Rasa panas seperti terbakar memenuhi dada Rey. Dia marah tapi juga tidak habis pikir dengan apa yang dia lihat dan dengar dari dua orang di depannya ini.
Sepuluh menit yang lalu, dia memasuki salah satu ruangan di dalam basecamp. Mendapati Bagas dan Alarik, salah satu tim IT duduk di depan meja panjang dengan tiga buah layar ultrawide di atasnya. Tempat biasa mereka bermain game.
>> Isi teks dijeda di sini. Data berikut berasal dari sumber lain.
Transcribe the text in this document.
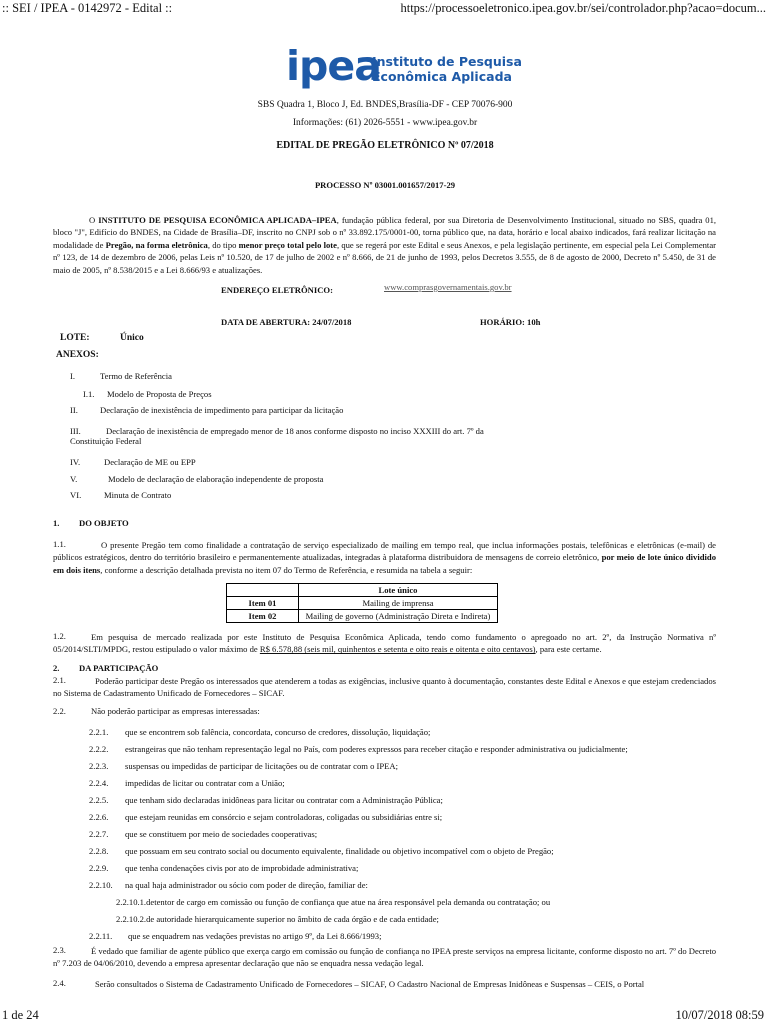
:: SEI / IPEA - 0142972 - Edital ::	https://processoeletronico.ipea.gov.br/sei/controlador.php?acao=docum...
ipea
Instituto de Pesquisa
Econômica Aplicada
SBS Quadra 1, Bloco J, Ed. BNDES,Brasília-DF - CEP 70076-900
Informações: (61) 2026-5551 - www.ipea.gov.br
EDITAL DE PREGÃO ELETRÔNICO Nº 07/2018
PROCESSO Nº 03001.001657/2017-29
O INSTITUTO DE PESQUISA ECONÔMICA APLICADA–IPEA, fundação pública federal, por sua Diretoria de Desenvolvimento Institucional, situado no SBS, quadra 01, bloco "J", Edifício do BNDES, na Cidade de Brasília–DF, inscrito no CNPJ sob o nº 33.892.175/0001-00, torna público que, na data, horário e local abaixo indicados, fará realizar licitação na modalidade de Pregão, na forma eletrônica, do tipo menor preço total pelo lote, que se regerá por este Edital e seus Anexos, e pela legislação pertinente, em especial pela Lei Complementar nº 123, de 14 de dezembro de 2006, pelas Leis nº 10.520, de 17 de julho de 2002 e nº 8.666, de 21 de junho de 1993, pelos Decretos 3.555, de 8 de agosto de 2000, Decreto nº 5.450, de 31 de maio de 2005, nº 8.538/2015 e a Lei 8.666/93 e atualizações.
ENDEREÇO ELETRÔNICO:	www.comprasgovernamentais.gov.br
DATA DE ABERTURA: 24/07/2018	HORÁRIO: 10h
LOTE:	Único
ANEXOS:
I.	Termo de Referência
I.1. Modelo de Proposta de Preços
II.	Declaração de inexistência de impedimento para participar da licitação
III.	Declaração de inexistência de empregado menor de 18 anos conforme disposto no inciso XXXIII do art. 7º da
Constituição Federal
IV.	Declaração de ME ou EPP
V.	Modelo de declaração de elaboração independente de proposta
VI.	Minuta de Contrato
1. DO OBJETO
1.1.	O presente Pregão tem como finalidade a contratação de serviço especializado de mailing em tempo real, que inclua informações postais, telefônicas e eletrônicas (e-mail) de públicos estratégicos, dentro do território brasileiro e permanentemente atualizadas, integradas à plataforma distribuidora de mensagens de correio eletrônico, por meio de lote único dividido em dois itens, conforme a descrição detalhada prevista no item 07 do Termo de Referência, e resumida na tabela a seguir:
	Lote único
Item 01	Mailing de imprensa
Item 02	Mailing de governo (Administração Direta e Indireta)
1.2.	Em pesquisa de mercado realizada por este Instituto de Pesquisa Econômica Aplicada, tendo como fundamento o apregoado no art. 2º, da Instrução Normativa nº 05/2014/SLTI/MPDG, restou estipulado o valor máximo de R$ 6.578,88 (seis mil, quinhentos e setenta e oito reais e oitenta e oito centavos), para este certame.
2. DA PARTICIPAÇÃO
2.1.	Poderão participar deste Pregão os interessados que atenderem a todas as exigências, inclusive quanto à documentação, constantes deste Edital e Anexos e que estejam credenciados no Sistema de Cadastramento Unificado de Fornecedores – SICAF.
2.2.	Não poderão participar as empresas interessadas:
2.2.1. que se encontrem sob falência, concordata, concurso de credores, dissolução, liquidação;
2.2.2. estrangeiras que não tenham representação legal no País, com poderes expressos para receber citação e responder administrativa ou judicialmente;
2.2.3. suspensas ou impedidas de participar de licitações ou de contratar com o IPEA;
2.2.4. impedidas de licitar ou contratar com a União;
2.2.5. que tenham sido declaradas inidôneas para licitar ou contratar com a Administração Pública;
2.2.6. que estejam reunidas em consórcio e sejam controladoras, coligadas ou subsidiárias entre si;
2.2.7. que se constituem por meio de sociedades cooperativas;
2.2.8. que possuam em seu contrato social ou documento equivalente, finalidade ou objetivo incompatível com o objeto de Pregão;
2.2.9. que tenha condenações civis por ato de improbidade administrativa;
2.2.10. na qual haja administrador ou sócio com poder de direção, familiar de:
2.2.10.1.detentor de cargo em comissão ou função de confiança que atue na área responsável pela demanda ou contratação; ou
2.2.10.2.de autoridade hierarquicamente superior no âmbito de cada órgão e de cada entidade;
2.2.11. que se enquadrem nas vedações previstas no artigo 9º, da Lei 8.666/1993;
2.3.	É vedado que familiar de agente público que exerça cargo em comissão ou função de confiança no IPEA preste serviços na empresa licitante, conforme disposto no art. 7º do Decreto nº 7.203 de 04/06/2010, devendo a empresa apresentar declaração que não se enquadra nessa vedação legal.
2.4.	Serão consultados o Sistema de Cadastramento Unificado de Fornecedores – SICAF, O Cadastro Nacional de Empresas Inidôneas e Suspensas – CEIS, o Portal
1 de 24	10/07/2018 08:59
“Ada temuan baru,” ucap Alarik, tanpa sapa dan salam.
“Maksud Lo?” Sebut saja Rey tidak punya sopan-santun terhadap pria yang lebih tua 5 tahun darinya itu. Dia sudah terbiasa, terlalu biasa. Menganggap lelaki yang hampir seumur hidupnya mengabdikan diri untuk keluarga Atmaja itu sebagai teman. Teman yang kelewat akrab dengan jaringan nir kabel tentunya.
“Kemarin sebelum ngelepasin Bendi, gue sempet naruh penyadap di ponselnya,” ucap Alarik yang duduk di depan salah satu layar yang menampilkan rekaman pesan Whatsapp.
Bendi adalah pemilik warnet di dekat kampus yang tempo hari diinterogasi oleh mereka karena foto yang dia sebarkan melalui blog itu. Hal yang menurut Rey terlalu bodoh karena Alarik dengan mudah menemukannya. Alhasil wajah Bendi bengkak dan membiru di beberapa titik karena tangan Rey tentu saja.
“Terus?” Rey menautkan alis.
Bagas berdecak, temannya itu boleh saja punya IQ selangit. Tapi kadang kepintarannya tertutup entah oleh apa. “Rey plis ya, otak lo yang katanya pinter itu dipakai! Gue jadi curiga, jangan-jangan hasil IPK kamu itu cuma fatamorgana.”
“Sembarangan lo ngomong, udah sih langsung aja, gue lagi mumet.” Bayangan Selly dan ibunya yang berada di rumah sakit menari-nari di kepala Rey. Berbagai spekulasi bermunculan tanpa diminta.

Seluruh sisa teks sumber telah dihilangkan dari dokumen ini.